Characteristic Three: Grandiosity as Governing Philosophy
The third characteristic is the conflation of self with state — the genuine belief that the leader’s instincts, preferences, and personal interests are identical to the national interest, and that actions serving one necessarily serve the other.
George III of England provides the most familiar version of this in its clinical form — a king whose periodic madness expressed itself partly as an inability to distinguish his own will from divine mandate. This creates a psychological framework to what modern historians recognize as a tragic, legitimate medical crisis. While he was politically stubborn regarding the American colonies, his famous bouts of "madness" are widely attributed to severe mental illness (like bipolar mania) or the metabolic disorder porphyria. But the more useful comparison is again Wilhelm II, whose grandiosity was not pathological but dispositional: he genuinely believed, as a matter of settled conviction, that his personal judgment was sufficient to govern an empire, that expertise was for people who lacked confidence, and that the role of institutions was to execute his vision rather than to check it.
Richard Nixon, in his final months, demonstrated what this characteristic looks like under pressure. Nixon’s paranoia — his certainty that enemies surrounded him, that the press was conspiring against him, that loyalty to the country and loyalty to Nixon were interchangeable concepts — had been a feature of his personality long before Watergate. Secretary of Defense James Schlesinger who, in the final days of August 1974, quietly instructed the Joint Chiefs of Staff that any unusual military or nuclear orders from the White House must be cleared through him first and took quiet steps to ensure that military orders in those final weeks would not be executed without independent verification. The military had inserted a check on the commander in chief. It should not have been necessary. It was.
The current case: the use of the pardon power to benefit personal associates, the pressure applied to the Justice Department on behalf of personal legal interests, the characterization of prosecutions as persecution, the claim — stated plainly and repeatedly — that a president should be immune from legal accountability for official acts. These are not aberrations. They are the logical expression of a governing philosophy in which the president and the presidency are understood to be the same thing.
The Ledger
Across these cases — Wilson, Johnson, Nixon, Wilhelm, Ceaușescu, and the broader historical catalogue — three characteristics recur with enough consistency to constitute a pattern: the shrinking circle, the unfalsifiable narrative, and the conflation of self with state.
The current case presents all three, simultaneously, at a scale and duration that is, in the American context, without precedent. Wilson had one of the three, situationally. Johnson had two, temporarily, and ultimately blinked. Nixon had two, chronically, and was removed by the system before the third fully metastasized.

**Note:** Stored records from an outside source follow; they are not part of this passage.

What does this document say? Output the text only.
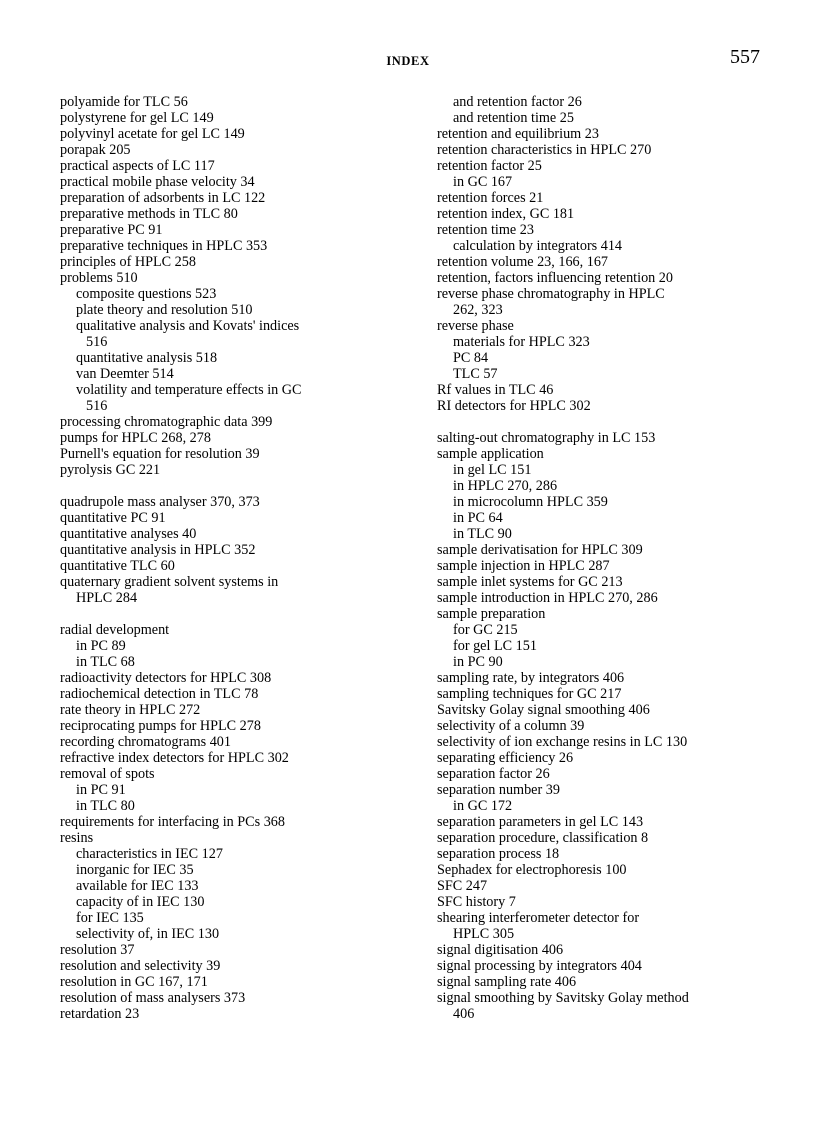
INDEX	557
polyamide for TLC 56
polystyrene for gel LC 149
polyvinyl acetate for gel LC 149
porapak 205
practical aspects of LC 117
practical mobile phase velocity 34
preparation of adsorbents in LC 122
preparative methods in TLC 80
preparative PC 91
preparative techniques in HPLC 353
principles of HPLC 258
problems 510
composite questions 523
plate theory and resolution 510
qualitative analysis and Kovats' indices
516
quantitative analysis 518
van Deemter 514
volatility and temperature effects in GC
516
processing chromatographic data 399
pumps for HPLC 268, 278
Purnell's equation for resolution 39
pyrolysis GC 221
quadrupole mass analyser 370, 373
quantitative PC 91
quantitative analyses 40
quantitative analysis in HPLC 352
quantitative TLC 60
quaternary gradient solvent systems in
HPLC 284
radial development
in PC 89
in TLC 68
radioactivity detectors for HPLC 308
radiochemical detection in TLC 78
rate theory in HPLC 272
reciprocating pumps for HPLC 278
recording chromatograms 401
refractive index detectors for HPLC 302
removal of spots
in PC 91
in TLC 80
requirements for interfacing in PCs 368
resins
characteristics in IEC 127
inorganic for IEC 35
available for IEC 133
capacity of in IEC 130
for IEC 135
selectivity of, in IEC 130
resolution 37
resolution and selectivity 39
resolution in GC 167, 171
resolution of mass analysers 373
retardation 23
and retention factor 26
and retention time 25
retention and equilibrium 23
retention characteristics in HPLC 270
retention factor 25
in GC 167
retention forces 21
retention index, GC 181
retention time 23
calculation by integrators 414
retention volume 23, 166, 167
retention, factors influencing retention 20
reverse phase chromatography in HPLC
262, 323
reverse phase
materials for HPLC 323
PC 84
TLC 57
Rf values in TLC 46
RI detectors for HPLC 302
salting-out chromatography in LC 153
sample application
in gel LC 151
in HPLC 270, 286
in microcolumn HPLC 359
in PC 64
in TLC 90
sample derivatisation for HPLC 309
sample injection in HPLC 287
sample inlet systems for GC 213
sample introduction in HPLC 270, 286
sample preparation
for GC 215
for gel LC 151
in PC 90
sampling rate, by integrators 406
sampling techniques for GC 217
Savitsky Golay signal smoothing 406
selectivity of a column 39
selectivity of ion exchange resins in LC 130
separating efficiency 26
separation factor 26
separation number 39
in GC 172
separation parameters in gel LC 143
separation procedure, classification 8
separation process 18
Sephadex for electrophoresis 100
SFC 247
SFC history 7
shearing interferometer detector for
HPLC 305
signal digitisation 406
signal processing by integrators 404
signal sampling rate 406
signal smoothing by Savitsky Golay method
406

What makes the present moment historically distinct is not the characteristics themselves — those are old. What is new is the sequence: these characteristics were publicly documented, at length and in detail, before the election. Twice. The electorate, having reviewed the evidence, rendered a verdict. This shifts the historical question from the leader to the system that produced him — and to the rest of us, who are the system.
That is the more interesting question. It is also the more uncomfortable one.
The enlightened cynic notes it, and moves on.